Deeply red Oklahoma elected a state senator this week who breaks the mold of the typical Sooner State politician. Democrat Allison Ikley-Freeman, a 26-year-old lesbian, bested Republican Brian O’Hara in Tuesday’s special election to win a seat in west Tulsa’s conservative Senate District 37.

Complete but unofficial election results show Ikley-Freeman, who is a therapist at a nonprofit mental health agency, won by 31 votes. Her win is the fourth pickup for state Democrats in special elections this year in Republican-dominated Oklahoma, which has seen years of state budget shortfalls and the scandal-fueled resignations of several Republican incumbents.

Ikley-Freeman, a wife and mother of three, said she was “shocked” upon hearing she had won.

“The odds were not in our favor, and we knew it, but we knew if we could fight hard, we had a chance,” she told NBC News. “It was worth fighting for.”

Ikley-Freeman attributed her victory to “a lot of hard work” and “getting out and knocking on doors.”

“That voter-to-voter contact really made a difference,” she said, adding that she and her campaign team even mailed out handwritten postcards to people in the district.

Once she assumes office, Ikley-Freeman said she plans to focus on the “most vulnerable Oklahomans” who are “struggling every day.” Her campaign website lists public education, mental health, police accountability and chronic homelessness among her priority issues.

Toby Jenkins, executive director of Oklahoman’s for Equality, an LGBTQ advocacy organization based in Tulsa, told NBC News Ikley-Freeman is “the first openly LGBTQ individual elected to an office in Tulsa County.”

“It’s a huge historic step for us,” Jenkins said. “It’s going to be really inspiring to our young people.”

Jenkins called Ikley-Freeman a “no-nonsense person,” a “worker bee” who’s not afraid to “roll up her sleeves” to get the job done.
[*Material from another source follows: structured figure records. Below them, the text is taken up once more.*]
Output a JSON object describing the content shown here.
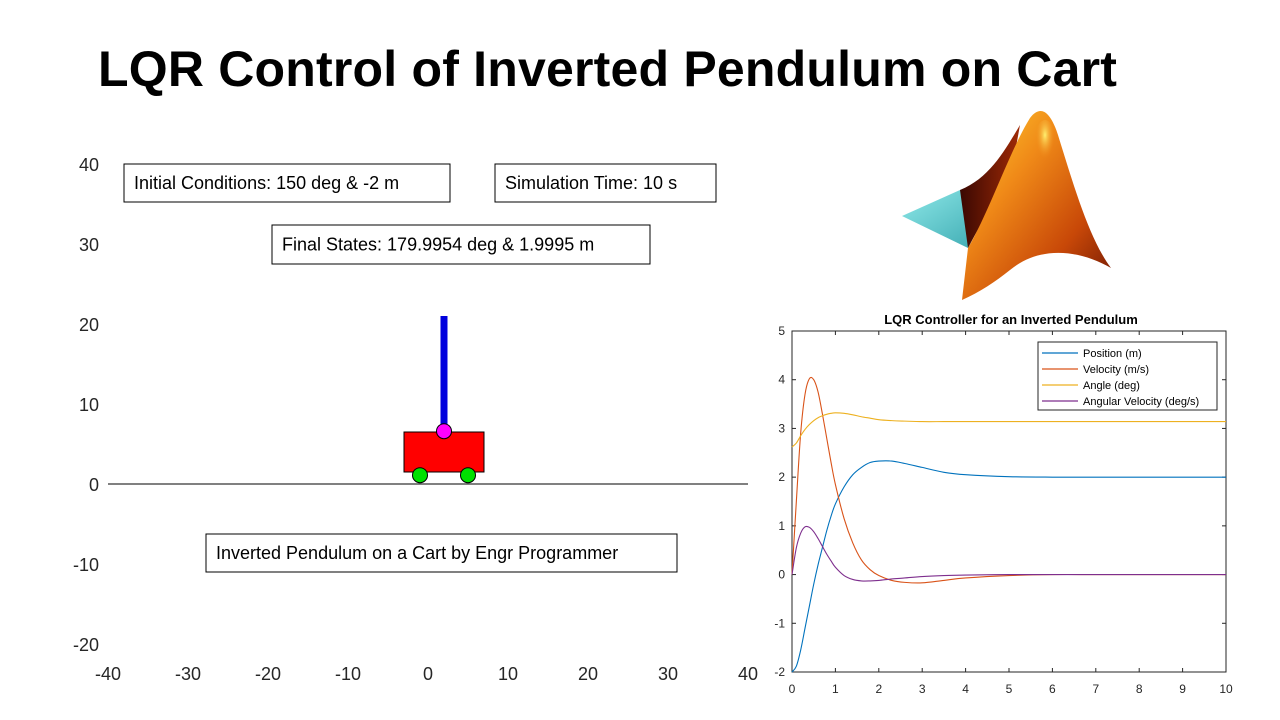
{
  "slide": {
    "title": "LQR Control of Inverted Pendulum on Cart"
  },
  "annotations": {
    "initial_conditions": "Initial Conditions: 150 deg  & -2 m",
    "simulation_time": "Simulation Time: 10 s",
    "final_states": "Final States: 179.9954 deg  & 1.9995 m",
    "credit": "Inverted Pendulum on a Cart by Engr Programmer"
  },
  "logo": {
    "name": "matlab-membrane-logo",
    "colors": {
      "teal": "#6fd0d0",
      "orange": "#e06010",
      "deep": "#7a1a05",
      "highlight": "#ffd030"
    }
  },
  "chart_data": [
    {
      "type": "scatter",
      "description_role": "cart-pendulum animation axes",
      "title": "",
      "xlabel": "",
      "ylabel": "",
      "xlim": [
        -40,
        40
      ],
      "ylim": [
        -20,
        40
      ],
      "xticks": [
        -40,
        -30,
        -20,
        -10,
        0,
        10,
        20,
        30,
        40
      ],
      "yticks": [
        -20,
        -10,
        0,
        10,
        20,
        30,
        40
      ],
      "ground_y": 0,
      "cart": {
        "x_min": -3,
        "x_max": 7,
        "y_min": 1.5,
        "y_max": 6.5,
        "color": "#ff0000"
      },
      "wheels": [
        {
          "x": -1,
          "y": 1.1
        },
        {
          "x": 5,
          "y": 1.1
        }
      ],
      "wheel_color": "#00e000",
      "pivot": {
        "x": 2,
        "y": 6.6,
        "color": "#ff00ff"
      },
      "pendulum_tip": {
        "x": 2,
        "y": 21
      },
      "pendulum_color": "#0000dd"
    },
    {
      "type": "line",
      "title": "LQR Controller for an Inverted Pendulum",
      "xlabel": "",
      "ylabel": "",
      "xlim": [
        0,
        10
      ],
      "ylim": [
        -2,
        5
      ],
      "xticks": [
        0,
        1,
        2,
        3,
        4,
        5,
        6,
        7,
        8,
        9,
        10
      ],
      "yticks": [
        -2,
        -1,
        0,
        1,
        2,
        3,
        4,
        5
      ],
      "legend_position": "top-right",
      "x": [
        0,
        0.1,
        0.2,
        0.3,
        0.4,
        0.5,
        0.6,
        0.7,
        0.8,
        0.9,
        1.0,
        1.2,
        1.4,
        1.6,
        1.8,
        2.0,
        2.3,
        2.6,
        3.0,
        3.5,
        4.0,
        5.0,
        6.0,
        7.0,
        8.0,
        9.0,
        10.0
      ],
      "series": [
        {
          "name": "Position (m)",
          "color": "#0072bd",
          "values": [
            -2.0,
            -1.88,
            -1.55,
            -1.1,
            -0.65,
            -0.2,
            0.2,
            0.55,
            0.9,
            1.2,
            1.45,
            1.8,
            2.05,
            2.2,
            2.3,
            2.33,
            2.33,
            2.28,
            2.2,
            2.1,
            2.05,
            2.01,
            2.0,
            2.0,
            2.0,
            2.0,
            2.0
          ]
        },
        {
          "name": "Velocity (m/s)",
          "color": "#d95319",
          "values": [
            0.0,
            1.5,
            2.9,
            3.7,
            4.02,
            4.0,
            3.75,
            3.3,
            2.8,
            2.3,
            1.85,
            1.15,
            0.65,
            0.3,
            0.1,
            -0.02,
            -0.12,
            -0.16,
            -0.17,
            -0.12,
            -0.07,
            -0.02,
            0.0,
            0.0,
            0.0,
            0.0,
            0.0
          ]
        },
        {
          "name": "Angle (deg)",
          "color": "#edb120",
          "values": [
            2.62,
            2.7,
            2.85,
            2.98,
            3.08,
            3.16,
            3.22,
            3.26,
            3.29,
            3.31,
            3.32,
            3.31,
            3.28,
            3.24,
            3.21,
            3.18,
            3.16,
            3.15,
            3.14,
            3.14,
            3.14,
            3.14,
            3.14,
            3.14,
            3.14,
            3.14,
            3.14
          ]
        },
        {
          "name": "Angular Velocity (deg/s)",
          "color": "#7e2f8e",
          "values": [
            0.0,
            0.55,
            0.85,
            0.98,
            0.97,
            0.88,
            0.74,
            0.58,
            0.42,
            0.28,
            0.15,
            -0.02,
            -0.1,
            -0.13,
            -0.13,
            -0.12,
            -0.09,
            -0.07,
            -0.04,
            -0.02,
            -0.01,
            0.0,
            0.0,
            0.0,
            0.0,
            0.0,
            0.0
          ]
        }
      ]
    }
  ]
}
While Ikley-Freeman is set to be the first out lawmaker in Tulsa County, Jenkins noted other parts of the state have elected openly LGBTQ politicians. Kay Floyd, who represents parts of Oklahoma City, was the first out lesbian elected to the Oklahoma Legislature. Floyd’s predecessor, Al McAffrey, a gay man, was the first openly LGBTQ person elected to serve in the state Legislature.

Ikley-Freeman will likely have to wait until Feb. 1 to take office, according to Tulsa World, because the resignation of the incumbent, Dan Newberry, a Republican, does not become effective until Jan. 31.